Di sisi lain, merek mewah Ford, Lincoln, berhasil mencatat angka yang sangat positif, bahkan mengejutkan. Penjualan SUV Navigator andalannya melonjak 133%, menunjukkan minat yang kuat di segmen kendaraan mewah berukuran besar dan menunjukkan bahwa konsumen premium masih bersedia mengeluarkan lebih banyak untuk kenyamanan dan fitur yang ditawarkan.
Peningkatan penjualan Ford, khususnya pada lini kendaraan konvensional dan hibrida, sebagian besar dikaitkan dengan strategi cerdik perusahaan. Ford sebelumnya telah menyatakan kepada CNBC bahwa program “harga karyawan” mereka—sebuah penawaran yang memungkinkan siapa pun di Amerika Serikat membeli kendaraan tertentu dengan harga khusus yang biasanya hanya diberikan kepada karyawan—berhasil “mendorong hasil penjualan yang kuat.” Inisiatif pemasaran agresif ini diberlakukan sebagai respons langsung terhadap pemberlakuan tarif 25% oleh Presiden Donald Trump pada impor mobil. Langkah ini menunjukkan bagaimana produsen mobil harus beradaptasi dengan kebijakan perdagangan yang dinamis. Menariknya, meskipun Ford menawarkan diskon besar melalui program ini, perusahaan juga secara bersamaan menaikkan harga mobil yang diproduksi di Meksiko, dengan alasan yang sama yaitu dampak tarif, menunjukkan kompleksitas rantai pasokan global dan strategi penetapan harga di tengah perang dagang.

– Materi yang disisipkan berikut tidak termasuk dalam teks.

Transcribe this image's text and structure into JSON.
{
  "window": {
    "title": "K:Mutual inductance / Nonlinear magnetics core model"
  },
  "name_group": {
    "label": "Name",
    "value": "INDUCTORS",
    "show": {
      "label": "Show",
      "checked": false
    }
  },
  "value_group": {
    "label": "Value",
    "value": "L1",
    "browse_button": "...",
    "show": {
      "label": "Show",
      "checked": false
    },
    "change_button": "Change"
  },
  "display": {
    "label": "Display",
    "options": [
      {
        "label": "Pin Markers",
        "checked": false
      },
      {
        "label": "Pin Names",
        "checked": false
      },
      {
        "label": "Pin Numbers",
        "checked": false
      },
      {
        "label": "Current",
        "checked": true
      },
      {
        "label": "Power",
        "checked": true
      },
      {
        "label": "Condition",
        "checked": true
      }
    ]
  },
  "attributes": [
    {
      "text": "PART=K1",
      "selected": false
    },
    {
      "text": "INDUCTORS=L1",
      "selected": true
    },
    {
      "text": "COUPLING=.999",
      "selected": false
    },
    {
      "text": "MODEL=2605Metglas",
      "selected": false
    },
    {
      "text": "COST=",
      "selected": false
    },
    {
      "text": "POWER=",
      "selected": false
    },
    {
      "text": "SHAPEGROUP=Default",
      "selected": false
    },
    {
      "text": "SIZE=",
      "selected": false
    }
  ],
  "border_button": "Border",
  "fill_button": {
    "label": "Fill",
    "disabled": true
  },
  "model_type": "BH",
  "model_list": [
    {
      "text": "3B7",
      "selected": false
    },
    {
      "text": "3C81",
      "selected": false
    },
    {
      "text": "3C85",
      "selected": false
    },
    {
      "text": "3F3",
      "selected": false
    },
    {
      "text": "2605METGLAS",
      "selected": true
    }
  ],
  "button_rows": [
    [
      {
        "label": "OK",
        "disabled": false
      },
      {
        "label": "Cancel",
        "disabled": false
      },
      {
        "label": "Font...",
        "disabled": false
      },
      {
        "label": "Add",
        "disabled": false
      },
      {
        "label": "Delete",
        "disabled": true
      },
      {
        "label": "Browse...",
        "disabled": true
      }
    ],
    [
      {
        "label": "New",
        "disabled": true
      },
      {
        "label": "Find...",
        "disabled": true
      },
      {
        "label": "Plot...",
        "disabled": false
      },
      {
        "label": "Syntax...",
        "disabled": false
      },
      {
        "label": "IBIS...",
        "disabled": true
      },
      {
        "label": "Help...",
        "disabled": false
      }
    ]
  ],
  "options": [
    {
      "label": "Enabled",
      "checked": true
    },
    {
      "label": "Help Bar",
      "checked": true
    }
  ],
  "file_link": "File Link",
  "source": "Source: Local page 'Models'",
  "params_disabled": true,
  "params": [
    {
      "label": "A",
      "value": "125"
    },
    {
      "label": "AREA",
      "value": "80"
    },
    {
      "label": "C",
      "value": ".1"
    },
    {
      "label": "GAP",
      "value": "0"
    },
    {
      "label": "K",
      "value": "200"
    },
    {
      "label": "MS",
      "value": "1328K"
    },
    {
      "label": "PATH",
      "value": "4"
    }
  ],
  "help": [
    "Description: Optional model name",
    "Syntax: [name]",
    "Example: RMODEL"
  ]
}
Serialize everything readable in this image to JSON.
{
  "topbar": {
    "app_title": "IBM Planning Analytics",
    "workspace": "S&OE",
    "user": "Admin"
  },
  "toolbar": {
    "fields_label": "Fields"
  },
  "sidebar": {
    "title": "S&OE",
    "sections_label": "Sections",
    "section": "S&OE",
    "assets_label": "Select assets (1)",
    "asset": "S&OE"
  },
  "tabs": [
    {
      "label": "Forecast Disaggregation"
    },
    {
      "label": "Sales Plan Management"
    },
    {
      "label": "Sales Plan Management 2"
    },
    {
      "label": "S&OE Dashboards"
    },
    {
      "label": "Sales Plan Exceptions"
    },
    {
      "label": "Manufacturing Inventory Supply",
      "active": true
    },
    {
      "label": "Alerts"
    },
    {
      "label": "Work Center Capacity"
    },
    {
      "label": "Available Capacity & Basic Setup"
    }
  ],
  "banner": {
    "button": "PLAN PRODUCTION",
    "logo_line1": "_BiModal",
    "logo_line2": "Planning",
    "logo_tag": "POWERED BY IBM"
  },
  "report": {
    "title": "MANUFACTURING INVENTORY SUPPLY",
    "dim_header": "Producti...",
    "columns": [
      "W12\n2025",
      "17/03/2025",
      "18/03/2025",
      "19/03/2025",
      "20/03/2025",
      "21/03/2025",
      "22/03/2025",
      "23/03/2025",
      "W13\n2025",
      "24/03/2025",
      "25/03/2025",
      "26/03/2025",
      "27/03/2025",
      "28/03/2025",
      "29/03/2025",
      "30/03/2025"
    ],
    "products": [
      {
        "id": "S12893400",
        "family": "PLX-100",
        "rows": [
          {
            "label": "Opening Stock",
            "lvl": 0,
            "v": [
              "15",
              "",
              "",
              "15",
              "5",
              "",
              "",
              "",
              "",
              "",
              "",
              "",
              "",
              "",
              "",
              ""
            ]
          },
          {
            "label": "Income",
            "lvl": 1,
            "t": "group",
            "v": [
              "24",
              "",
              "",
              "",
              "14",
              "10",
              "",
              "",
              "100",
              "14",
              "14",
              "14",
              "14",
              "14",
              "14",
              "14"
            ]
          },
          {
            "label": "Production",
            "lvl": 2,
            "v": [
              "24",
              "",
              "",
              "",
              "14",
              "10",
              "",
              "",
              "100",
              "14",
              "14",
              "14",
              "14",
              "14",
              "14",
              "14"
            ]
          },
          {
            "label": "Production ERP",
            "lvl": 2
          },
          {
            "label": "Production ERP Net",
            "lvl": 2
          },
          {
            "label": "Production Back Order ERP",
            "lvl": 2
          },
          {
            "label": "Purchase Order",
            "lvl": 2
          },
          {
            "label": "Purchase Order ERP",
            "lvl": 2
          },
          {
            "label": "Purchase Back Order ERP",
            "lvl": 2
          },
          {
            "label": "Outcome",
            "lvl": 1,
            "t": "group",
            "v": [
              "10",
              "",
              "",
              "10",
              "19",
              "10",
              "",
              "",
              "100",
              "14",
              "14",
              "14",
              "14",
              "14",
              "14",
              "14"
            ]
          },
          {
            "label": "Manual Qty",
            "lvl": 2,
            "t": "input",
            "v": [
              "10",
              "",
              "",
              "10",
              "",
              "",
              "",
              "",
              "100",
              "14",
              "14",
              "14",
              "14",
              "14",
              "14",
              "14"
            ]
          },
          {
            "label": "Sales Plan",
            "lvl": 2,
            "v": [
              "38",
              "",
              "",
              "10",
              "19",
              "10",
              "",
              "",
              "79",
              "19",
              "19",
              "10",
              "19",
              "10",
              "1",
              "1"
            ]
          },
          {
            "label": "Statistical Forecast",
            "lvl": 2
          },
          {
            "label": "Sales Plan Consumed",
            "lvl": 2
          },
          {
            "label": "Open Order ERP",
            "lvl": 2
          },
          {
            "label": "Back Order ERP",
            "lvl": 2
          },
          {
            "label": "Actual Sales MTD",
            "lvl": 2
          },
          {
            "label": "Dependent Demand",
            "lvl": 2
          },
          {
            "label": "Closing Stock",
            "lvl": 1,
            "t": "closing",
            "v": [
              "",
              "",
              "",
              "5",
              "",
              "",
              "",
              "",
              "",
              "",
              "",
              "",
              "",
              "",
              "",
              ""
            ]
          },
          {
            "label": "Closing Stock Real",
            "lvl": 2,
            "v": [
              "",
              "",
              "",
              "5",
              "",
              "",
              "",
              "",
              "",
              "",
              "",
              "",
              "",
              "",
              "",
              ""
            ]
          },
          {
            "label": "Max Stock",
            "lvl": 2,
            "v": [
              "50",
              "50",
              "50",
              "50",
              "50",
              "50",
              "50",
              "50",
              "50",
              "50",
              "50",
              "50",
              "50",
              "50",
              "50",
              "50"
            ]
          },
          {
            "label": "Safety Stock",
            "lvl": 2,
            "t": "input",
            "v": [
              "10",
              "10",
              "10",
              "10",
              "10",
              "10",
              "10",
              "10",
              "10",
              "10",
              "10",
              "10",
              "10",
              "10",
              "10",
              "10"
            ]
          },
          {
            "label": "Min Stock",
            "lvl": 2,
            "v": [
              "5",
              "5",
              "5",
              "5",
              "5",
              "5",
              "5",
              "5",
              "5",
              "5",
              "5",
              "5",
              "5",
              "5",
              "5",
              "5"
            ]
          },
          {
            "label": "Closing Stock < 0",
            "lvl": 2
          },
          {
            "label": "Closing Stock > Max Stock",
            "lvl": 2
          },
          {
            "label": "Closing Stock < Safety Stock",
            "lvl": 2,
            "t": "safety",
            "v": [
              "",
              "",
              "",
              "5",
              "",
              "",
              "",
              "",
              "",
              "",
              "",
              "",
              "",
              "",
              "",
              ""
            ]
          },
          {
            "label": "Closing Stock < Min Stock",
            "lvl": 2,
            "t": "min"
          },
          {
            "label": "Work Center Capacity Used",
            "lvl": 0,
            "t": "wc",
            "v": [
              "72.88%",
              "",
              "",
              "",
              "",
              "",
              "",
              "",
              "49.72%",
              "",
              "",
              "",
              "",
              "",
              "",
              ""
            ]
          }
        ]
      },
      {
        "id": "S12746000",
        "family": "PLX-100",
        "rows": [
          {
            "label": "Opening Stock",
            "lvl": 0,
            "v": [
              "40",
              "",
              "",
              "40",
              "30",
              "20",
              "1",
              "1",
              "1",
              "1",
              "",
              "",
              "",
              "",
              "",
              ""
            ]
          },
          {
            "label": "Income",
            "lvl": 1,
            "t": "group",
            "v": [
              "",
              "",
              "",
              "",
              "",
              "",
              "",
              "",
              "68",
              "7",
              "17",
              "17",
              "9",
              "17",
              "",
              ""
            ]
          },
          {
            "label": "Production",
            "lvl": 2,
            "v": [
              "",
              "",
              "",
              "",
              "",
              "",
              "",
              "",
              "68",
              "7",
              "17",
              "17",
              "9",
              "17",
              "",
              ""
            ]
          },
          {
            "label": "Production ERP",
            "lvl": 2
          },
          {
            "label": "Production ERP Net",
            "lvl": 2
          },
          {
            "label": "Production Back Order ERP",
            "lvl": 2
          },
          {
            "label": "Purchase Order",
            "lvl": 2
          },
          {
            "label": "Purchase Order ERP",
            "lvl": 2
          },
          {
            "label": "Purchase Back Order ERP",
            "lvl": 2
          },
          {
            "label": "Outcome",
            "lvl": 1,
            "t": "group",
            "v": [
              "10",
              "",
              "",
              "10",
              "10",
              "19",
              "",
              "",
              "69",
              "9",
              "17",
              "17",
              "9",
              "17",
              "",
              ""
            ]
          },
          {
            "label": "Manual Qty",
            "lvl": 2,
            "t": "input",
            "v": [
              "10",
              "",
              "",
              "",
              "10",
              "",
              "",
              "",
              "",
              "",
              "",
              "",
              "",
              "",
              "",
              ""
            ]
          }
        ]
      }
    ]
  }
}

Meskipun Ford berhasil mencatat berita positif yang patut diacungi jempol, prospek industri otomotif secara keseluruhan di Amerika Serikat tidak terlihat begitu cerah dan dipenuhi ketidakpastian. Pasar masih menunggu untuk melihat bagaimana dampak jangka panjang dari tarif perdagangan akan memengaruhi rantai pasok global, biaya produksi, dan, pada akhirnya, harga yang harus dibayar konsumen. Situasi ini diperparah dengan laporan Cox Automotive pekan lalu yang memproyeksikan penurunan penjualan di bulan Mei secara keseluruhan setelah lonjakan pembelian pada bulan-bulan sebelumnya yang didorong oleh upaya konsumen untuk “mengalahkan” potensi tarif. Lonjakan pembelian sebelumnya juga menyebabkan stok mobil di dealer anjlok sebesar 10% menjadi 2,8 juta unit antara April dan Mei, menurut Automotive News, yang secara langsung mempersulit proses penjualan di kemudian hari karena keterbatasan pilihan bagi konsumen.
Kompleksitas ini semakin diperparah oleh tekanan politik yang menargetkan kendaraan listrik di Amerika Serikat. Partai Republik (GOP) secara terbuka menyerang kebijakan pro-EV, bahkan ketika banyak produsen mobil global telah menginvestasikan miliaran dolar dan merilis model-model EV baru yang canggih. Anggota DPR dari Partai Republik telah mengusulkan untuk mengakhiri kredit pajak Inflation Reduction Act yang bertujuan untuk mendorong pembelian EV, sementara pemerintahan Trump, jika terpilih kembali, berencana untuk membatalkan standar emisi kendaraan yang lebih ketat. Langkah-langkah ini dapat menghambat transisi menuju kendaraan listrik, menciptakan ketidakpastian bagi konsumen dan produsen, serta berpotensi mengubah arah perkembangan industri otomotif di AS dalam beberapa tahun mendatang. Dengan semua variabel ini, industri otomotif global akan terus berada di bawah pengawasan ketat, menunggu kepastian arah pasar dan kebijakan di masa depan.